Libye: à Derna, les habitants vivent toujours avec leurs traumatismes des inondations de 2023
Retour à Derna, neuf mois après la tempête Daniel qui a fait une dizaine de milliers de mort et de disparus en septembre dernier dans l’est de la Libye. Il s’agit de la ville la plus touchée, en raison de l’effondrement de deux barrages qui en ont rasé une partie. Les autorités de l’est libyen, dirigées par le maréchal Khalifa Haftar, multiplient les chantiers, dont les habitants se félicitent, mais sans toutefois oublier le drame subi.
Appuyé sur la devanture de son café, Mohamed Nasser est aux premières loge pour voir Derna revivre. Son commerce appelé Renaissance est installé au cœur d’un jardin public. Les enfants s’amusent à glisser sur les toboggans, sous l’œil des parents sirotant leur café. Il se réjouit de la rapidité des travaux depuis neuf mois. « L’emplacement est mieux que l’ancien. Les bénéfices sont meilleurs, de l’ordre de 60 %. Tout ce que l’État a réalisé, les jardins, la reconstruction de la ville, franchement, ce n’était pas prévu. »

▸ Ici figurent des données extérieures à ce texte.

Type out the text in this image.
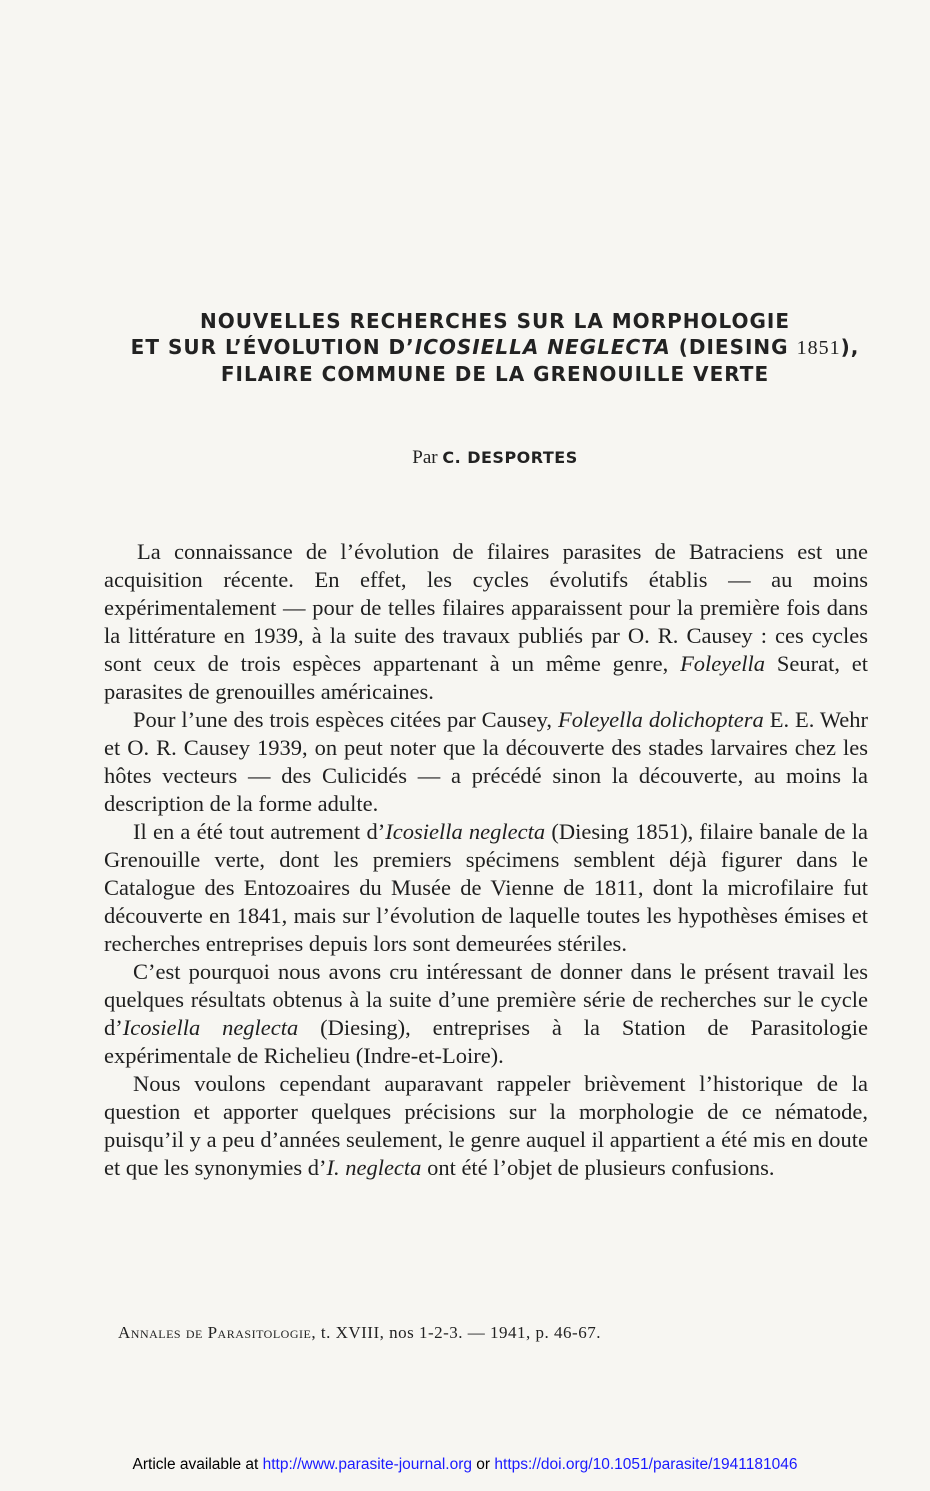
NOUVELLES RECHERCHES SUR LA MORPHOLOGIE
ET SUR L’ÉVOLUTION D’ICOSIELLA NEGLECTA (DIESING 1851),
FILAIRE COMMUNE DE LA GRENOUILLE VERTE
Par C. DESPORTES

La connaissance de l’évolution de filaires parasites de Batraciens est une acquisition récente. En effet, les cycles évolutifs établis — au moins expérimentalement — pour de telles filaires apparaissent pour la première fois dans la littérature en 1939, à la suite des travaux publiés par O. R. Causey : ces cycles sont ceux de trois espèces appartenant à un même genre, Foleyella Seurat, et parasites de grenouilles américaines.

Pour l’une des trois espèces citées par Causey, Foleyella dolichoptera E. E. Wehr et O. R. Causey 1939, on peut noter que la découverte des stades larvaires chez les hôtes vecteurs — des Culicidés — a précédé sinon la découverte, au moins la description de la forme adulte.

Il en a été tout autrement d’Icosiella neglecta (Diesing 1851), filaire banale de la Grenouille verte, dont les premiers spécimens semblent déjà figurer dans le Catalogue des Entozoaires du Musée de Vienne de 1811, dont la microfilaire fut découverte en 1841, mais sur l’évolution de laquelle toutes les hypothèses émises et recherches entreprises depuis lors sont demeurées stériles.

C’est pourquoi nous avons cru intéressant de donner dans le présent travail les quelques résultats obtenus à la suite d’une première série de recherches sur le cycle d’Icosiella neglecta (Diesing), entreprises à la Station de Parasitologie expérimentale de Richelieu (Indre-et-Loire).

Nous voulons cependant auparavant rappeler brièvement l’historique de la question et apporter quelques précisions sur la morphologie de ce nématode, puisqu’il y a peu d’années seulement, le genre auquel il appartient a été mis en doute et que les synonymies d’I. neglecta ont été l’objet de plusieurs confusions.

Annales de Parasitologie, t. XVIII, nos 1-2-3. — 1941, p. 46-67.
Article available at http://www.parasite-journal.org or https://doi.org/10.1051/parasite/1941181046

Au lendemain de la catastrophe, les habitants avaient manifesté leur colère contre l’incurie des autorités. Aujourd’hui, la colère s’est apaisée mais n’a pas disparue. Fatma est venue avec ses cinq petits enfants profiter du jardin et du café de la Renaissance. Elle apprécie les efforts de reconstructions, mais l’herbe verte et les toboggans ne feront pas disparaître son traumatisme.
« Le jour de l’inondation, j’étais chez moi. J’ai passé une heure à prier Dieu. J’ai passé une heure, la tête collée au plafond de ma cuisine. J’ai tellement prié que j’avais soif, que j’ai bu l’eau des inondations. L’eau était boueuse », se souvient-elle.
Pour faire naître cette nouvelle Derna, le fonds de reconstruction peut compter sur son président, Belkasem Haftar. Le fils de Khalifa Haftar, l’homme fort de l’Est, n’hésite pas à faire jouer de ses relations. L’ingénieur Abdoussalem Triki en charge de rénover l’université peut en témoigner. « Il n’y a pas beaucoup de matériel de construction disponible sur le marché local. Donc, le fonds a donné l’ordre aux autorités de donner la priorité aux sociétés qui travaillent pour la reconstruction de Derna », explique-t-il. Les autorités veulent que tous les gros chantiers soient finis avant la fin de l’année, pour la fête nationale du 24 décembre.
« Les enfants dessinent leurs proches décédés dans l’inondation »
Le pouvoir a donc lancé de grands travaux de reconstruction, mais les séquelles demeurent, notamment chez les enfants. La région Est de la Libye n’a pas le nombre de psychologues ni les structures adaptées pour les aider. L’association Tamouch tente de pallier ce manque. Elle a pour but, à l’origine, d’éveiller les enfants à l’art. Depuis neuf mois, l’association utilise notamment le sport et l’art comme outil thérapeutique pour les enfants, comme le raconte l’artiste bénévole Hind Tarrtaia.
« La première chose que nous proposons aux enfants, ce sont des activités sportives, pour essayer de leur faire oublier les pensées négatives. Ensuite, on leur donne des crayons et des feuilles pour dessiner. On regarde si leurs dessins sont liés à la tempête Daniel. Parfois, ce n’est plus le cas. Parfois, ça l’est encore. Dans ce cas, nous aidons les enfants à exprimer leurs sentiments. Nous les entourons d’affection et nous les interrogeons sur ces sentiments. Nous essayons de les réconforter. Ils ne doivent pas sentir qu’on cherche à le réconforter psychologiquement », indique l’artiste.
« Nous essayons de voir ce que ses dessins signifient pour lui. Dans certains cas, bien sûr, c’est évident, ils dessinent leurs proches décédés dans l’inondation. Une petite fille a tenté de se suicider. Elle a sauté d’une fenêtre parce qu’elle voulait rejoindre son amie, morte pendant la tempête », confie-t-il.